La conséquence vous la connaissez, mes chers collègues : l'augmentation, sinon l'explosion des tarifs. Ces dix dernières années, les prix ont ainsi augmenté d'environ 2,5 % chaque année. Il faut bien préparer l'enrichissement exorbitant des futurs actionnaires privés.

Aujourd'hui, vous souhaitez enfoncer le clou en instaurant une nouvelle taxe, laquelle aura pour conséquence soit le creusement du déficit, soit une nouvelle augmentation des tarifs. En tout cas, quelle que soit la conséquence, les deux auront pour but de mieux justifier l'éventuelle privatisation de la SNCF. En effet, si le déficit se creuse nos chers collègues de la majorité diront que cette entreprise n'est pas rentable et qu'il faut donc la privatiser. Si les tarifs augmentent, l'image de la SNCF se dégradera encore un peu plus dans l'opinion et vous aurez alors tout loisir de dire qu'il faut de la concurrence - donc la privatisation - pour faire baisser les prix. En réalité, je pense que vous cherchez même à cumuler ces deux effets.
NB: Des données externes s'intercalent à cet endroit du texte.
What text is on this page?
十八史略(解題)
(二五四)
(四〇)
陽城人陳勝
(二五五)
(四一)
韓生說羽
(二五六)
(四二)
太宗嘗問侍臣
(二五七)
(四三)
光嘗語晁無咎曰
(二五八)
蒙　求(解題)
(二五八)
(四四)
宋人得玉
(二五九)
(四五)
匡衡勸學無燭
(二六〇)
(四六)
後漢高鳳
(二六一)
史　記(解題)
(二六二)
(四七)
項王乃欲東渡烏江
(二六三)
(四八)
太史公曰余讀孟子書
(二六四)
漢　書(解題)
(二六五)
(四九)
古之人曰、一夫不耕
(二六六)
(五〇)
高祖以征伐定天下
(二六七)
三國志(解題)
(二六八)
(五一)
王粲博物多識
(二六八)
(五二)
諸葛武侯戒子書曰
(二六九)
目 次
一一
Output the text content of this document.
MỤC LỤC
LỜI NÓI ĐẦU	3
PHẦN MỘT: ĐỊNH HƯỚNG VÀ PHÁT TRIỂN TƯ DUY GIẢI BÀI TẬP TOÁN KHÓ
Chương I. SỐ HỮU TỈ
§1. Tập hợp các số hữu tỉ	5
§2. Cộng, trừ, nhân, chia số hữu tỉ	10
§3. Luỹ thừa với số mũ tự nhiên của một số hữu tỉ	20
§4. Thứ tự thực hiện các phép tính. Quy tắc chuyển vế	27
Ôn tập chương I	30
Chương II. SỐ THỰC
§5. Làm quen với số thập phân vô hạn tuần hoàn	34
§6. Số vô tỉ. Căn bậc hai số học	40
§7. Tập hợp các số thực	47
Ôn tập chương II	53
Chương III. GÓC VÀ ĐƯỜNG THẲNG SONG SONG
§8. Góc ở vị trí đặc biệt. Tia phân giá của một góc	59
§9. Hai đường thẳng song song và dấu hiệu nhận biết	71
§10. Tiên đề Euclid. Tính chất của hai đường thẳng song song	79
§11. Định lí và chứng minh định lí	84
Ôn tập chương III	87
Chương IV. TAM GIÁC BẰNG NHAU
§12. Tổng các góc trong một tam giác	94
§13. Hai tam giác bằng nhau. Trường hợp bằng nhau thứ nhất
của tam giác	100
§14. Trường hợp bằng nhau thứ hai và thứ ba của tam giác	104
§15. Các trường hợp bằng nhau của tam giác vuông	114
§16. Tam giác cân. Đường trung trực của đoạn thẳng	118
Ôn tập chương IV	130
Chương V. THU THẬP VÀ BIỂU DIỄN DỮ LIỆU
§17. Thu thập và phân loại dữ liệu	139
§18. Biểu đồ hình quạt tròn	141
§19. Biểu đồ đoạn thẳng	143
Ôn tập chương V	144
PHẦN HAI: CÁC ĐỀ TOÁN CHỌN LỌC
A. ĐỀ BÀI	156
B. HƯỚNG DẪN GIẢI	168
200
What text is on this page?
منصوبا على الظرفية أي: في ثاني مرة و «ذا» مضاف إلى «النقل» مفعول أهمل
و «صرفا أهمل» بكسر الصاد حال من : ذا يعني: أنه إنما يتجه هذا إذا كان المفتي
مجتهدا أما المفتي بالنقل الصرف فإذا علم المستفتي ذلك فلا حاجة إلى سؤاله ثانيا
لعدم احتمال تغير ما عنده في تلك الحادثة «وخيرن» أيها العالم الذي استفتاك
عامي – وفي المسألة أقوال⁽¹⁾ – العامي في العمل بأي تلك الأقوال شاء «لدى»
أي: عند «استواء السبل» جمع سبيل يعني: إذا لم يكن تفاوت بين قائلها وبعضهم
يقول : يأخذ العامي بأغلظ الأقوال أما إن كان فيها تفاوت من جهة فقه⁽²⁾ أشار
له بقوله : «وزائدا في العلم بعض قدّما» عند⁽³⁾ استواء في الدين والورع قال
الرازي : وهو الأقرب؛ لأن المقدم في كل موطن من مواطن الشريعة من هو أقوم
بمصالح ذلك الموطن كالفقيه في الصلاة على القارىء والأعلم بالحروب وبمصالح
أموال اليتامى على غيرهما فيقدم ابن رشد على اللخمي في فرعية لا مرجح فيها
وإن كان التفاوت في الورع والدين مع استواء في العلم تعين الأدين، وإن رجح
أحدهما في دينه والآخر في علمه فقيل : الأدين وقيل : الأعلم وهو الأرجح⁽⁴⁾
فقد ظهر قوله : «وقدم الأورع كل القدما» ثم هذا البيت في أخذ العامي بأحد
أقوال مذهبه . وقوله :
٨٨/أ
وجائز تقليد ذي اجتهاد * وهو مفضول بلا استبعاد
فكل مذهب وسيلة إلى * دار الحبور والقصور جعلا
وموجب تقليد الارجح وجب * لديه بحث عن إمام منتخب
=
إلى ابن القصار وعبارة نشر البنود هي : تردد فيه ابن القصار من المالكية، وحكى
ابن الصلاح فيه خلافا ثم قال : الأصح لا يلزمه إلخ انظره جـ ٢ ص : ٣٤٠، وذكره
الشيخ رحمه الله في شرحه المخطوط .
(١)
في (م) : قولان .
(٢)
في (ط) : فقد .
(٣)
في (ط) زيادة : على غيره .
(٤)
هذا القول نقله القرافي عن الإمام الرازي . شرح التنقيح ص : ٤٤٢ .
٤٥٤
Vous ne vous en cachez pas d'ailleurs : dans un article du 1 er octobre 2010, le journal Les Échos nous apprend que le Gouvernement va octroyer une plus grande liberté pour la fixation des tarifs à la SNCF. Selon notre collègue Hervé Mariton, « II s'agit d'une contrepartie à l'instauration de la nouvelle taxe pour le financement des lignes interrégionales déficitaires, les deux vont de concert ».

Quant à nous, nous ne voulons pas aller vers la privatisation, faisant suite d'ailleurs à celle des autoroutes, même si, pour certains, cela a été une opération très lucrative. Nous vous proposons donc de voter notre amendement.

(L'amendement n° 315, repoussé par la commission et le Gouvernement, n'est pas adopté.)

M. le président. Je précise que les amendements n os 593 et 595 ont été retirés.